As part of a collaborative project between ANA Holdings' telepresence start-up, avatarin, and the Japan Aerospace Exploration Agency (JAXA), the International Space Station is reportedly getting remote-controlled mobile robotic "space avatars" that the public can control from Earth.
The initiative aims to offer a virtual space tourism experience to individuals who cannot afford to charter a seat on either Richard Branson’s or Jeff Bezos’s rockets.
According to a press release by JAXA, this plan will be pushed under the motto ‘SPACE FOR ALL’ to usher in a new age of commercial space travel. The company hopes to democratizing the fast-developing commercial space travel era.
This is not the first time when JAXA and avatarin have worked together. Last year, these two joined forces to work on a technological demonstration of virtual experience allowing robots to onboard the KIBO module to the International Space Station.
The new project expands on that technological demonstration by introducing a new sort of avatar that will function as a coworker for astronauts on the International Space Station, and in other locations such as the moon. Avatars in this position will possess high-precision hands. Meanwhile, other avatar iterations will be focused on providing a more entertainment-oriented experience.

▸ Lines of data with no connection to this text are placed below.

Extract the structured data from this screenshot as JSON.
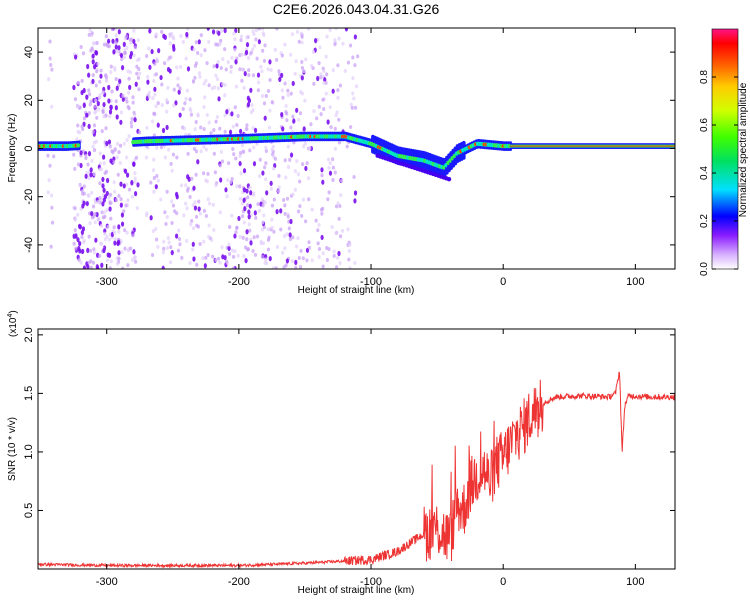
{
  "chart_data": [
    {
      "type": "heatmap",
      "title": "C2E6.2026.043.04.31.G26",
      "xlabel": "Height of straight line (km)",
      "ylabel": "Frequency (Hz)",
      "xlim": [
        -352,
        130
      ],
      "ylim": [
        -50,
        50
      ],
      "xticks": [
        "-300",
        "-200",
        "-100",
        "0",
        "100"
      ],
      "yticks": [
        "-40",
        "-20",
        "0",
        "20",
        "40"
      ],
      "colorbar": {
        "label": "Normalized spectral amplitude",
        "range": [
          0,
          1
        ],
        "ticks": [
          "0.0",
          "0.2",
          "0.4",
          "0.6",
          "0.8"
        ]
      },
      "ridge": {
        "description_points": [
          [
            -352,
            1
          ],
          [
            -330,
            1
          ],
          [
            -270,
            3
          ],
          [
            -200,
            4
          ],
          [
            -150,
            5
          ],
          [
            -120,
            5
          ],
          [
            -100,
            2
          ],
          [
            -80,
            -3
          ],
          [
            -60,
            -5
          ],
          [
            -45,
            -8
          ],
          [
            -35,
            -2
          ],
          [
            -20,
            2
          ],
          [
            0,
            1
          ],
          [
            130,
            1
          ]
        ]
      }
    },
    {
      "type": "line",
      "title": "",
      "xlabel": "Height of straight line (km)",
      "ylabel": "SNR (10 * v/v)",
      "yscale_label": "(x10",
      "yscale_exp": "4",
      "yscale_close": ")",
      "xlim": [
        -352,
        130
      ],
      "ylim": [
        0,
        2.05
      ],
      "xticks": [
        "-300",
        "-200",
        "-100",
        "0",
        "100"
      ],
      "yticks": [
        "0.5",
        "1.0",
        "1.5",
        "2.0"
      ],
      "series": [
        {
          "name": "SNR",
          "color": "#ee3333",
          "x": [
            -352,
            -300,
            -200,
            -150,
            -100,
            -80,
            -60,
            -50,
            -40,
            -35,
            -30,
            -25,
            -20,
            -15,
            -10,
            -5,
            0,
            5,
            10,
            15,
            20,
            30,
            40,
            60,
            80,
            85,
            88,
            90,
            92,
            95,
            110,
            130
          ],
          "y": [
            0.04,
            0.03,
            0.03,
            0.05,
            0.08,
            0.15,
            0.3,
            0.35,
            0.25,
            0.55,
            0.5,
            0.7,
            0.8,
            0.85,
            0.75,
            0.9,
            0.95,
            1.05,
            1.15,
            1.2,
            1.3,
            1.42,
            1.47,
            1.48,
            1.47,
            1.5,
            1.7,
            1.0,
            1.4,
            1.48,
            1.47,
            1.47
          ]
        }
      ]
    }
  ]
}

In addition to the two novel forms of avatars, the project will employ an existing type of avatar robot known as "newme" as an educational and public relations tool, providing virtual tours and encouraging interest in space travel from Earth.
The avatars and telepresence technology will be provided by avatarin, while JAXA will provide its space expertise, knowledge, and facilities. Additionally, a third party, the University of Tokyo School of Engineering, will contribute by creating a self-position estimating system.
None of the parties have stated when the avatars would be accessible for tele-tourism, but their ambitions already go beyond ISS experiences and include robotics technology that may be used in future space research missions.